When the energy efficiency standards activity started in the 802.3 working group, one of the options considered was stepping down the power consumption of Ethernet transceivers (PHYs) in stages when the data rate required was less than peak. That idea was abandoned, after much debate, in favor of defining LPI modes and mechanisms to switch rapidly between the full operating speed and the low-power idle mode.
With this approach, the EEE standard will not only be able to improve the efficiency of data centre network equipment, but also provide standardised signaling mechanisms that can enable rapid transitions between normal operation and LPI states in systems on either end of the physical layer link.
This capability is reminiscent of the Wake-on-LAN standard (which defines magic packets that can be sent to remotely wake up a computer in a sleep mode), however, EEE signaling has much less latency, on the order of 10 microseconds.
Low power idle mode
LAN links generally average less than 10% utilisation and even at peak times, the utilisation does not reach 100%. When data is not being sent, the lower-speed PHYs (10Mbps and 100Mbps) would stop transmitting and hence would automatically consume less power. However, the higher-speed PHYs (1000BASE-T and 10GBASE-T), the ones that are relevant to data centres, continue to transmit actively when there is no data to send, and thereby continue to consume power when idle.For the lower speed standards, the new EEE standard (IEEE 802.3az) specifies the transport of LPI signalling from the system on one side of the link to the system on the other side and provides only small incremental savings in the PHY power itself, but it enables rapid adjustments in power modes of the connected devices.

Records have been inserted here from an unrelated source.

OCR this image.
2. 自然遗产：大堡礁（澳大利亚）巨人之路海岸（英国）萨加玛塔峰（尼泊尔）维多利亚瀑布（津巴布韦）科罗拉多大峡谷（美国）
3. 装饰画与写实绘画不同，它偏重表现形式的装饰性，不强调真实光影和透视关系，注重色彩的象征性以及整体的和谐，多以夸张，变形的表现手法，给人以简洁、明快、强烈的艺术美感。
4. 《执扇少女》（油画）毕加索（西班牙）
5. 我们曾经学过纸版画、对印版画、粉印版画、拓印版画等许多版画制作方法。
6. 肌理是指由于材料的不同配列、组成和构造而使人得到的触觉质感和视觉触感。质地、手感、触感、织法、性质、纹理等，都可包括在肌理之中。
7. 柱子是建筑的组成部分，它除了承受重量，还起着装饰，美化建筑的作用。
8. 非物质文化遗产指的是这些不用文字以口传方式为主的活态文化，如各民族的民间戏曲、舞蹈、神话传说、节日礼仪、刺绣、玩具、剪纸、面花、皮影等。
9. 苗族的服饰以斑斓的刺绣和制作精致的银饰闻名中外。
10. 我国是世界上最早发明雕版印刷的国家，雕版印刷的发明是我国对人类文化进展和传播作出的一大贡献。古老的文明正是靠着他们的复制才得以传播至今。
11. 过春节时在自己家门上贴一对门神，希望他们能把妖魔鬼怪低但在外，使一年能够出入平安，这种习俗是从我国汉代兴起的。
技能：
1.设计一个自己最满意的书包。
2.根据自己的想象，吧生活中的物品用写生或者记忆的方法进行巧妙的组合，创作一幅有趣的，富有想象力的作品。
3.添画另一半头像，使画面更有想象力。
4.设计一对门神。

For 1000BASE-T and 10GBASE-T transceivers new LPI modes have been defined. Key features are:
1. They allow powering down the transmitters and three of the four receivers in a link when there is no data to send
2. They include a refresh cycle that requires transmission of short training sequences in LPI mode so the PHY parameters (clock tracking at the slave, receiver equalizer coefficients, echo canceller coefficients, crosstalk canceller coefficients, etc.) can be updated and kept current
3. They include the definition of an alert signal that can be used to rapidly wake up a PHY from sleep in the LPI mode
4. They can be initiated either from the local system by signaling from the MAC or station management or from the remote system over the PHY link
Because of these features, the LPI-to-active state transition can be made in less than 0.001% of the time it takes for the initial link-up of the PHY. During the sleep-to-wake transition, EEE requires that data transmission be held off for the PHY wake time so no data is lost.
The EEE standard also provides a mechanism to hold off transmission for longer periods than the minimum specified to allow for extended system wake times, and this can be coordinated across the network using the IEEE802.1AB protocol. This allows much finer grained and more flexible cycling between normal and LPI modes. This capability will be a powerful tool for power savings in future data centres.
The EEE standard has been through three cycles of working group balloting and has maintained an approval rating greater than 80%. It is slated to get approval to go to sponsor ballot next month. Full ratification is anticipated before year end.